Kissinger, küresel hegemonyasını devam ettirmek için ABD’nin aynı anda büyük iki veya üç güçle savaşmaması gerektiği uyarısında bulunmuştu. Fakat ABD ve Avrupa şu an başta Türkiye olmak üzere Rusya ve Çin gibi aktörlerle de aynı anda savaşıyor.
Bu da ABD’nin ağır hezimetler yaşamasına yol açıyor. Bu jeo-politik hakikati en iyi gören ülkelerden olan Türkiye, yaptığı hamlelerle ABD’nin bölgemizde ve küresel alanda kan kaybını daha da hızlandırıyor. Nitekim Türkiye’yi yanına çekemeyen ABD’nin stratejik gücü giderek zayıflıyor. Çoğu analiste göre Amerika stratejik açıdan Vietnam’ın 1975’teki çöküşüne eşdeğer ve belki de ondan daha yıkıcı bir konumda bulunuyor.
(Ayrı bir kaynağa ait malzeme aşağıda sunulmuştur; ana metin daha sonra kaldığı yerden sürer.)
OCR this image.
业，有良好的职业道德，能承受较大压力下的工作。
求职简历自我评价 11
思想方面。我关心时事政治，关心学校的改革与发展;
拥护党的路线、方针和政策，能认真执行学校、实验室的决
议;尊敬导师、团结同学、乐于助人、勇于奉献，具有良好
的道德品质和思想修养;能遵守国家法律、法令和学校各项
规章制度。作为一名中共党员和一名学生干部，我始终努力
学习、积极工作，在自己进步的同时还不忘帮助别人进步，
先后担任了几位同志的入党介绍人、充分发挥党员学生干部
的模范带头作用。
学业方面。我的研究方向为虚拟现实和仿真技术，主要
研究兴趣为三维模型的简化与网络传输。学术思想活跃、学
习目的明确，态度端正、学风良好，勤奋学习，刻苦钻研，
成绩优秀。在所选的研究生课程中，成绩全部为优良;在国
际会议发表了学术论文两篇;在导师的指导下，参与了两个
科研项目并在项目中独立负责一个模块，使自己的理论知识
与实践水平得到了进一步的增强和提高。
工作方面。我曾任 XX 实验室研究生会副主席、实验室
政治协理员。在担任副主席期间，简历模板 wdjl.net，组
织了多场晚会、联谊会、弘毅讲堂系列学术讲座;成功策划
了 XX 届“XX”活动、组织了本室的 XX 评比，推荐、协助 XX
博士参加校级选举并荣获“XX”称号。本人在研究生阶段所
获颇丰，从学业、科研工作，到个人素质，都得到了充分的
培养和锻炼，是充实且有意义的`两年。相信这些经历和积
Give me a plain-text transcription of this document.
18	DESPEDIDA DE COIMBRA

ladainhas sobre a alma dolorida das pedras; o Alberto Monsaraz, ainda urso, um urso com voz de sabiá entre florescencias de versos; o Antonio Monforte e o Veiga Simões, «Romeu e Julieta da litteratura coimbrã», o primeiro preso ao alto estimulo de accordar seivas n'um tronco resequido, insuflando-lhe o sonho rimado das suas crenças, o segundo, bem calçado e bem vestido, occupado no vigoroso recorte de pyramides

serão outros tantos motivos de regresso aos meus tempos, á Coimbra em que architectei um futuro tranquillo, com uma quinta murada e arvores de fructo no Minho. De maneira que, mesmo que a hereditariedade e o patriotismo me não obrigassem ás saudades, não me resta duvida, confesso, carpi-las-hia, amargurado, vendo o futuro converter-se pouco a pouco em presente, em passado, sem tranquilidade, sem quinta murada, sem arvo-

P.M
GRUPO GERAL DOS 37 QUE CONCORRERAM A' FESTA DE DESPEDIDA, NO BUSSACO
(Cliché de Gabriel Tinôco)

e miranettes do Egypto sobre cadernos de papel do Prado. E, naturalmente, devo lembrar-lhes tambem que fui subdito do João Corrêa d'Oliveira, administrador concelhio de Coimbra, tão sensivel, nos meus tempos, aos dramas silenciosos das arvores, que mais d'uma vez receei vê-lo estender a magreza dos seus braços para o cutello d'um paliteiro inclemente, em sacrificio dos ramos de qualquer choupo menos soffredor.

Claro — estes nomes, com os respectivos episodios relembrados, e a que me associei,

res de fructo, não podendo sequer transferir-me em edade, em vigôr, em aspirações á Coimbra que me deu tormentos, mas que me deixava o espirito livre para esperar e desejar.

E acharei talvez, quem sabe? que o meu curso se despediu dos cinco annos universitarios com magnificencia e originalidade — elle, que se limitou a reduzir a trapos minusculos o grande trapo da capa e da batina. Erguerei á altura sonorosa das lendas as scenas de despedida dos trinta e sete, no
Bu konumdaki bir ABD’nin Türkiye karşı fazla hareket alanı yok. Bu yüzden yeniden örgüt terörü veya İsrail’deki gibi devlet terörü gibi kartlarla Türkiye’yi sıkıştırmak isteyen ABD’nin payına yine hayal kırıklığı ve hezimet düşecektir. Bu saatten sonra ABD’nin devreye sokacağı hiç aktör veya koz Türkiye’yi durduramaz. ABD’nin bizzat kendisi gelmeli. Bu da cesareti yetmiyor. Çünkü 2014’ten sonra küresel ve bölgesel aktörlerden kurulu büyük bir ittifakla Türkiye’ye saldırdı. Fakat başaramadılar. Bütün saldırıları akamete uğradı. Bu yüzden ABD, Türkiye’nin kendi hinterlandındaki mukayeseli üstünlüğünü hiçbir silahla ve ittifakla alt edemeyeceğini iyi biliyor.
Geriye tek seçenek kalıyor. Türkiye’yi klasik terör kumpaslarıyla oyalayıp ülkeyi kutuplaştırıp içeriden fethetmek. Bunun en masrafsız yolu da seçimler. Fakat son genel seçimlerde de gördük ki bu plan ve koz da artık işe yaramıyor.
Bu nedenle yeniden çaresiz strateji konumundaki teröre sardılar. Hem Filistin üzerinden İsrail devlet terörü ile hem de Irak’tan PKK örgütü terörü ile yeniden saldırıya geçtiler. Bu iki cephedeki iki tür terör saldırılarının da arkasında aynı aktör ve aktörler var. Fakat ne yapsalar da sonuç alamayacaklar. Türkiye düşmanları için her yerde geri sayım başladı.